Bunların sonunda yine de taklit ve tabi olunacak sağlam bir
kulp gibi olan alimi bulmanın bir yolu da, dünyalık kaybedecek çok şeyi
olmayanları seçmektedir. Mal, makam ya da şöhret; alim ya da cahil her insan
için ağır bir imtihandır. Bunlara alışmanın sonunda ortaya çıkan kaybetmemek
için verilebilecek tavizlerin, girilebilecek veballerin kapısının açık olduğuna
ya da en azından öyle birer kapı olduğuna işarettir.
Bunlarla birlikte kendini muhafaza edebilenlere çok az
rastlanmıştır.
Bir azimet uğruna, malından ya da canından geçmeye hazır bir
alim profili için, ne kınayıcıların kınaması, ne zalimlerin kılıcı, ne de
dünyanın mal ve şehvetleri bir engel teşkil etmemiş ve doğru bildiklerini
söylemekten ve yaşamaktan geri durmamışlardır.
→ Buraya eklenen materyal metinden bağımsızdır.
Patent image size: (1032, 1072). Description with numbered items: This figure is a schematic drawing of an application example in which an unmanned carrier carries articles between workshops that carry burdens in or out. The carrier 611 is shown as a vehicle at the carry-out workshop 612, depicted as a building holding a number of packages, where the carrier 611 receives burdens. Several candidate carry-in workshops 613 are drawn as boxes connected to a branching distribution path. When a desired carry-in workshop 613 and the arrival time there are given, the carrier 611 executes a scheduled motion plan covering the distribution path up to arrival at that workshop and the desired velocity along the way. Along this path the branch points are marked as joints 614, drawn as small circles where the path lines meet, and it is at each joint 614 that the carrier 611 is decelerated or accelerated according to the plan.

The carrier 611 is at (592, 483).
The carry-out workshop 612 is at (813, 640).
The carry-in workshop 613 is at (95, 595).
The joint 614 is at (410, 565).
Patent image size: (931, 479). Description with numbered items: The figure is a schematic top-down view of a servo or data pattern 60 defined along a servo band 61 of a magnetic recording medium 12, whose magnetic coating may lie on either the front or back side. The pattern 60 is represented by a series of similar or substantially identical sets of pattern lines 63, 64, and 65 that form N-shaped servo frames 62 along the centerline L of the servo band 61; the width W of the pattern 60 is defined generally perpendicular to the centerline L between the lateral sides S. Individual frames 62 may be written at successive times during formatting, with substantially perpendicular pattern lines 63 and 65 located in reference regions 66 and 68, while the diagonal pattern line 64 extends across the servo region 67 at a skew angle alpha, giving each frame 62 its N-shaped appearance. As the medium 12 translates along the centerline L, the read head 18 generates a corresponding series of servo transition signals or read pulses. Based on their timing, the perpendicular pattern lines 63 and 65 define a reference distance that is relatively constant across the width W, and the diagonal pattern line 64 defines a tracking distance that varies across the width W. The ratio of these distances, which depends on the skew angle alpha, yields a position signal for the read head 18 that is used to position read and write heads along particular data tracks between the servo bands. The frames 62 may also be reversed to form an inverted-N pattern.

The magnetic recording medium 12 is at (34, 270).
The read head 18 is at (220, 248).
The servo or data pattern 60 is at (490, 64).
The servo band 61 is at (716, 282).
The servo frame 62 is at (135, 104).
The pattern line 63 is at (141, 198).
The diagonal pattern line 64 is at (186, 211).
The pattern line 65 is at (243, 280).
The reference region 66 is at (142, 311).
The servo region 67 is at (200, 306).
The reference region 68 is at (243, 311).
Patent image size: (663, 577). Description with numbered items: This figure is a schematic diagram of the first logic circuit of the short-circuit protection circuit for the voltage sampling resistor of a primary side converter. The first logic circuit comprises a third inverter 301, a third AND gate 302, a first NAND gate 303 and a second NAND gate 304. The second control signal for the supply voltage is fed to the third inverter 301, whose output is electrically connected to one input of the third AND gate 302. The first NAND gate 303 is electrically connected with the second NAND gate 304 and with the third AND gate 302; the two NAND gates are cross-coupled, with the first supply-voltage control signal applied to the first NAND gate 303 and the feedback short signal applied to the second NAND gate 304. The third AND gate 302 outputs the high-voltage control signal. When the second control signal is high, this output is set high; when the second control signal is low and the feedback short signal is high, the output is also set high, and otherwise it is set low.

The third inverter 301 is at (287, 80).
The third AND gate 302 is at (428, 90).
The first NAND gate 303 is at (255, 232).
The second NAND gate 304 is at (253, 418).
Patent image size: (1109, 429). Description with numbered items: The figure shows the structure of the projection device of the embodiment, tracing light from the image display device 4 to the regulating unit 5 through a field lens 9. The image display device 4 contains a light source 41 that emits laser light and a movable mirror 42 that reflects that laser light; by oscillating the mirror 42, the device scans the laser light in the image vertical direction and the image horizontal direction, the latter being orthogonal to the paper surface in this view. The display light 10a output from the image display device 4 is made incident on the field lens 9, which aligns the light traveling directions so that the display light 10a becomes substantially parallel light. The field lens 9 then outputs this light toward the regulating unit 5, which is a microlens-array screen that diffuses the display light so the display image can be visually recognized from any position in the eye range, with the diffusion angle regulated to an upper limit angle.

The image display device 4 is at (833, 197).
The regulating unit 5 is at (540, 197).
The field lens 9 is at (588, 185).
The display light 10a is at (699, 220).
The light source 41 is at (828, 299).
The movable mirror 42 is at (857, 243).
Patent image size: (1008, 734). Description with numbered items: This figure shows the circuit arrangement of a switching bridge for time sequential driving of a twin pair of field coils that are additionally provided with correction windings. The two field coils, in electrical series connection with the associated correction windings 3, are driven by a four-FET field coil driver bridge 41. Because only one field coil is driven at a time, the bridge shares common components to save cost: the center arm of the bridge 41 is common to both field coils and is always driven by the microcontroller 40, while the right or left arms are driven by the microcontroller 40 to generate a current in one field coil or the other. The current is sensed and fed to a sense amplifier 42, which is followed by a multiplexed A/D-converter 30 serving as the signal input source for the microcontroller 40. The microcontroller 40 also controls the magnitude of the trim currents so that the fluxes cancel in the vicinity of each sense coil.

Selefi salihinin makamları reddetme konusunda gösterdiği
aşırı hassasiyeti de bu minvalde anlamak gerekiyor. Kabul etmeleri durumunda
orada kalmak için taviz gerektiren bazı hallerin yaşanma ihtimaline dahi
tahammül göstermemek adına, o yola hiç girmemeyi tercih etmişler.
Halen yaşadığımız fetret devrinde, ihtiyacımız olan alimleri
bulmakta zorlandığımız bir vakıa. Bu konuda hataya düşmemek için yaşadığımız
kötü tecrübelerin bizi daha da ince eleyip sık dokumaya ittiği de ortada.
Bütün bunlara rağmen, hiçbir yol bulamasak da; -eksikleri ve
hataları ile- en azından temel itikatlarinde bir sorun olmadığına inandığımız
veya öyle bildiğimiz ilim sahiplerini bulmak ve onlardan faydalanmak durumundayız.
Mal ve şöhret cahil birinde de büyük tahribat ve sapmalara
yol açabilir ancak bir alimin ayağının kaymasının, onunla birlikte kayacak
olanlar düşünüldüğünde nasıl bir tehlike olduğu daha iyi anlaşılacaktır.
Yine de hiçbir kıstas mutlak değildir; neticede insan olan
ilim sahipleri de kendi fıtrat ve kabiliyetlerine göre konumlanıyor ve
duruşları da buna göre değişebiliyor. İtina göstermekle, vehimle hareket etmeyi
de ayırmak zorundayız.
Sakin olmalıyız; ne ilim sahiplerini hatasız kullar görüp,
tereddütsüz bir taklit, ne de hürmetsizlik ve müstağnilik göstererek uzak durmak
doğru bir yol değildir. Esas olan dengeli yani vasat olmaktır.